Reporter: Maizal Walfajri | Editor: Tendi Mahadi
KONTAN.CO.ID - JAKARTA. Pandemi Covid-19 telah memberikan dampak ke sektor perbankan tercermin penyaluran kredit masih terkontraksi 2,28% year on year (yoy) menjadi Rp 5.482,2 triliun per April 2021. Bankir menilai kondisi pandemi membuat perbankan dalam skema bertahan alias survival mode.
Direktur Utama Bank Mandiri Darmawan Junaidi bilang berdasarkan Peraturan Otoritas Jasa Keuangan (POJK) Nomor 48 tahun 2020, kondisi perbankan sudah tidak nyata.

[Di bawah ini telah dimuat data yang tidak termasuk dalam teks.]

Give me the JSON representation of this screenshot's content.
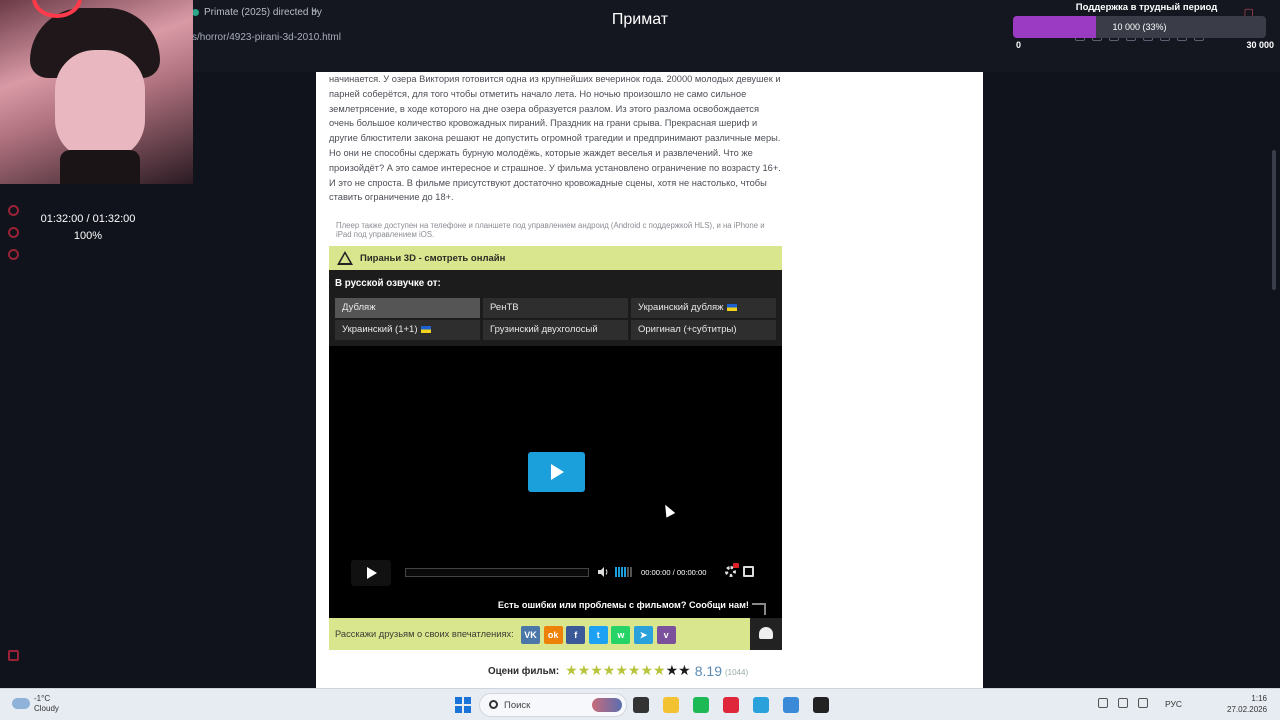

Lantaran restrukturisasi membuat status kredit yang terdampak pandemi Covid-19 tidak dihitung sebagai loan at risk (LAR) maupun non performing loan (NPL).
Ia menyebut berdasarkan POJK prudential banking, bank dengan NPL di atas 5% berarti tidak sehat. Namun, Bank Mandiri memiliki kebijakan untuk menjaga NPL maksimal 4% sebelum pandemi.
Baca Juga: Antisipasi penurunan kualitas kredit, BRI bentuk CKPN Rp 73,11 triliun per April
“Bisa dibayangkan, bila kami tidak pupuk profit, misal kikis net interest margin (NIM). Maka permodalan bank tidak tumbuh, kemampuan cover penurunan kualitas kredit ikut turun. Artinya, bertahan saja susah,” ujar Darmawan dalam Rapat Dengar Pendapat Komisi XI DPR RI pada Selasa (15/6).
Di sisi lain, bank harus membayar bunga simpanan nasabah saat permintaan kredit masih lesu. Oleh sebab itu, penting bagi perbankan untuk menjaga kinerja.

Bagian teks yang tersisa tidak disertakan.